Kodell, R L; Chen, J J; Delongchamp, R R; Young, J F.
Affiliation
  • Kodell RL; Division of Biometry and Risk Assessment, National Center for Toxicological Research, US Food and Drug Administration, Jefferson, AR 72079, USA. rkodell@nctr.fda.gov
Regul Toxicol Pharmacol ; 45(3): 265-72, 2006 Aug.
Article in En | MEDLINE | ID: mdl-16769166
ABSTRACT
Probabilistic risk assessment is gaining acceptance as the most appropriate way to characterize and communicate uncertainties in estimates of human health risk and/or reference levels of exposure such as benchmark doses. Although probabilistic techniques are well established in the exposure-assessment component of the National Research Council's risk-assessment paradigm, they are less well developed in the dose-response-assessment component.
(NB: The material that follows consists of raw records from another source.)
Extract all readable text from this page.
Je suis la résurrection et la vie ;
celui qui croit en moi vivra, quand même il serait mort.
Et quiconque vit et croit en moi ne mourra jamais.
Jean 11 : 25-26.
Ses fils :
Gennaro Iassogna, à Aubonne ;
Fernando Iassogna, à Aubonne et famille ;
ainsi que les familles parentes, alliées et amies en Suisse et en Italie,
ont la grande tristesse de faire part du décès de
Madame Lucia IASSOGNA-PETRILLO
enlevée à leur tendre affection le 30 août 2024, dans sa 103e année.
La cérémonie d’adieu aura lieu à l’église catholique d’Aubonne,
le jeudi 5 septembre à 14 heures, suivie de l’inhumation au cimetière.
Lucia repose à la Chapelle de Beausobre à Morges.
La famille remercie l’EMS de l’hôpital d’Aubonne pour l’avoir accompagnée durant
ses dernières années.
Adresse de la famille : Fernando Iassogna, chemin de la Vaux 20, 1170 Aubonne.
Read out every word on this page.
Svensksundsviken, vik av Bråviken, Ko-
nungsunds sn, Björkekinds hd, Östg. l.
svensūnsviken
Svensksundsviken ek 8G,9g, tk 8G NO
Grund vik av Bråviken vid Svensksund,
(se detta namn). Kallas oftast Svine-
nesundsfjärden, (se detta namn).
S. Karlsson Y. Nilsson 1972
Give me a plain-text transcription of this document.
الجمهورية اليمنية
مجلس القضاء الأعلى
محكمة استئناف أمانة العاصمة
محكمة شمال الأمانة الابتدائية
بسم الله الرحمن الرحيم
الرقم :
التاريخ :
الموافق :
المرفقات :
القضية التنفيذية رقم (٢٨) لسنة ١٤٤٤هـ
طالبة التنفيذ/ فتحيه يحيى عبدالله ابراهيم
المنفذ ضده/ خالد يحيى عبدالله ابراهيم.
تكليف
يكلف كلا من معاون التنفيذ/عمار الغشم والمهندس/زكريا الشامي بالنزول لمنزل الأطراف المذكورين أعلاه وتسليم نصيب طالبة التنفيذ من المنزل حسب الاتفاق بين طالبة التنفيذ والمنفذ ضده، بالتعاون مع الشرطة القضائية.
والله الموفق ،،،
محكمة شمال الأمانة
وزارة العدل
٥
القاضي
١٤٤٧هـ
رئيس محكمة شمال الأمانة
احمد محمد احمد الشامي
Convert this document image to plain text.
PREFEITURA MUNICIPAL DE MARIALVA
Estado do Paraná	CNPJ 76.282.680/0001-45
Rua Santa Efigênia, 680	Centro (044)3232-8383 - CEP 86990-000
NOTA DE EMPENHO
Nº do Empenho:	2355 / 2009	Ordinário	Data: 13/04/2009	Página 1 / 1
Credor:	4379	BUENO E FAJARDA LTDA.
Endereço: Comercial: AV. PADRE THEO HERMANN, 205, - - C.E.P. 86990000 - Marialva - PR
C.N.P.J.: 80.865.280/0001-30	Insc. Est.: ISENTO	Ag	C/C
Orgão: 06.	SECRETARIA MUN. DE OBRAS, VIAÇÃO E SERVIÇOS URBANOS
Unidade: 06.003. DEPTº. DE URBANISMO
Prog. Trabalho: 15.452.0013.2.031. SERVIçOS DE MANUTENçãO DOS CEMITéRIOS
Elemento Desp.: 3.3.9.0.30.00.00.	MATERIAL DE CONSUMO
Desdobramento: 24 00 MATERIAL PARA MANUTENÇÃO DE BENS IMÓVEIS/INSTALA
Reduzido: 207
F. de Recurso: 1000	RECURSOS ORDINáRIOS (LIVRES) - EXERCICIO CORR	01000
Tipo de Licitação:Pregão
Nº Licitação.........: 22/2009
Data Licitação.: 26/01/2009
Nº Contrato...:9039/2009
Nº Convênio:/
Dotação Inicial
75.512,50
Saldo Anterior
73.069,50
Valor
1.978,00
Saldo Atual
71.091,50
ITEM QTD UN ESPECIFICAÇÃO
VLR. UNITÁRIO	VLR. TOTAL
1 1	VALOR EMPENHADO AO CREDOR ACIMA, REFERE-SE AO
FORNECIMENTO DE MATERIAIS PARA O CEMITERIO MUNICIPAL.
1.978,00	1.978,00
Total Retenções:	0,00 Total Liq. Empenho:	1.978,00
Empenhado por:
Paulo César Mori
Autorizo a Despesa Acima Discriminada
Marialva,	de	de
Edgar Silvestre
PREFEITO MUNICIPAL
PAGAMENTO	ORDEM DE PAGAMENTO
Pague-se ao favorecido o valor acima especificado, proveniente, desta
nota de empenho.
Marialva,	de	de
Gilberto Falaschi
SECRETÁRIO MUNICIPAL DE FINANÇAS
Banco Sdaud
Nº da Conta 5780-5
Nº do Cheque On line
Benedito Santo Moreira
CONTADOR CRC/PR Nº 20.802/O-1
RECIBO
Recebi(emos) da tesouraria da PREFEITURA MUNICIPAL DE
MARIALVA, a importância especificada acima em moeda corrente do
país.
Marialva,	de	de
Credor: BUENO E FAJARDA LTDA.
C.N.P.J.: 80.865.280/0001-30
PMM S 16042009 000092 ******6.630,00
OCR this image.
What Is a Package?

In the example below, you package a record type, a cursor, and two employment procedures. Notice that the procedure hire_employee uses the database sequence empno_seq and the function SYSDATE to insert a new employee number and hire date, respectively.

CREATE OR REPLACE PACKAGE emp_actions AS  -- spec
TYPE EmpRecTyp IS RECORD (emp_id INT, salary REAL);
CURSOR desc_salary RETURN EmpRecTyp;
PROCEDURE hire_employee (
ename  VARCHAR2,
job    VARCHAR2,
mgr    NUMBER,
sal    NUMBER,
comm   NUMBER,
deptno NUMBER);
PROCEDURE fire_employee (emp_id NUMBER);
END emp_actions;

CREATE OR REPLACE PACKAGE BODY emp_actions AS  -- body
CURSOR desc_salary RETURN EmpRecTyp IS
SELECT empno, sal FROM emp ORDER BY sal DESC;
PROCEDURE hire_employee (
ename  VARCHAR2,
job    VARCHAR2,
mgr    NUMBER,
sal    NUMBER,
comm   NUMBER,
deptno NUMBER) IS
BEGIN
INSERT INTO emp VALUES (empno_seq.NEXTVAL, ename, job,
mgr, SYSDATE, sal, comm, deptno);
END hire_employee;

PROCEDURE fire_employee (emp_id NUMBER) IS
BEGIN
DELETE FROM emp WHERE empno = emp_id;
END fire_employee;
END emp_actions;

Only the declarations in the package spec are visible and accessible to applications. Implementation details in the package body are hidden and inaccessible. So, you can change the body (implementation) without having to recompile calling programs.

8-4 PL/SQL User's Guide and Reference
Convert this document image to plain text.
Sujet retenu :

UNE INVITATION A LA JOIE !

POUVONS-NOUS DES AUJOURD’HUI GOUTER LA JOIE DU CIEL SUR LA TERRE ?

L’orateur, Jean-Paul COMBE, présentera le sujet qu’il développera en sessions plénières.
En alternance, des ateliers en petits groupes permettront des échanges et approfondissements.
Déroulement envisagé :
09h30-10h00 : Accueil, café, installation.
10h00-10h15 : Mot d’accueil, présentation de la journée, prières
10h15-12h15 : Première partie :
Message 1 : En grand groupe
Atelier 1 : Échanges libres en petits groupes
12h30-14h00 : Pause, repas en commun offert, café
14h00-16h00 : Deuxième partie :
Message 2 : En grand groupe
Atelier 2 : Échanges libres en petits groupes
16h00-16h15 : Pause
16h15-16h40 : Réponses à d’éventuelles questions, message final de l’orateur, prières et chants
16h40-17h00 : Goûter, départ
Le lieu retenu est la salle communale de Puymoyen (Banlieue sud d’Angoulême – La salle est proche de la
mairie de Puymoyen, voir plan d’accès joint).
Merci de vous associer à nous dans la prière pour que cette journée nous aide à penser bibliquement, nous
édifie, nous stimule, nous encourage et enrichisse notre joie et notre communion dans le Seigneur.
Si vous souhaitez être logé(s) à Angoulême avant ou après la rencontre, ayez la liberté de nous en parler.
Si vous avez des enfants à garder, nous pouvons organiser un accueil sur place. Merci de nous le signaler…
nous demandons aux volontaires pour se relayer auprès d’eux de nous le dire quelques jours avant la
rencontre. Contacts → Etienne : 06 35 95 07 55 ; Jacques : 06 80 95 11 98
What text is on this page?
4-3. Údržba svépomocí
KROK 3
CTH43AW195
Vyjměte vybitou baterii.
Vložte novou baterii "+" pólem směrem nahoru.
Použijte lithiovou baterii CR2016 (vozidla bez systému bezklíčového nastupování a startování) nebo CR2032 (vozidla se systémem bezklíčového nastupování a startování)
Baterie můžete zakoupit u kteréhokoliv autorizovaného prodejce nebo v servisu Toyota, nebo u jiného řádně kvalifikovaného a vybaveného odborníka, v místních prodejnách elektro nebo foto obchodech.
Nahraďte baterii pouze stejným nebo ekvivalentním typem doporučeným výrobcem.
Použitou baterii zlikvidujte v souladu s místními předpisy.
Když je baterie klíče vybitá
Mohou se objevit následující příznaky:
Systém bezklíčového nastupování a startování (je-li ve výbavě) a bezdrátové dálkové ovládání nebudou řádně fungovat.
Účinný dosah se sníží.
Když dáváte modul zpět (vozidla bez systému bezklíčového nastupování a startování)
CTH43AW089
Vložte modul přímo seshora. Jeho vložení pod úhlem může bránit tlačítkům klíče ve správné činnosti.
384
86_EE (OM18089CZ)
This paper proposes the use of hierarchical statistical models as tools for implementing probabilistic dose-response assessments, in that such models provide a natural connection between the pharmacokinetic (PK) and pharmacodynamic (PD) components of dose-response models. The results show that incorporating internal dose information into dose-response assessments via the coupling of PK and PD models in a hierarchical structure can reduce the uncertainty in the dose-response assessment of risk. However, information on the mean of the internal dose distribution is sufficient; having information on the variance of internal dose does not affect the uncertainty in the resulting estimates of excess risks or benchmark doses. In addition, the complexity of a PK model of internal dose does not affect how the variability in risk is measured via the ultimate endpoint.
Subject(s)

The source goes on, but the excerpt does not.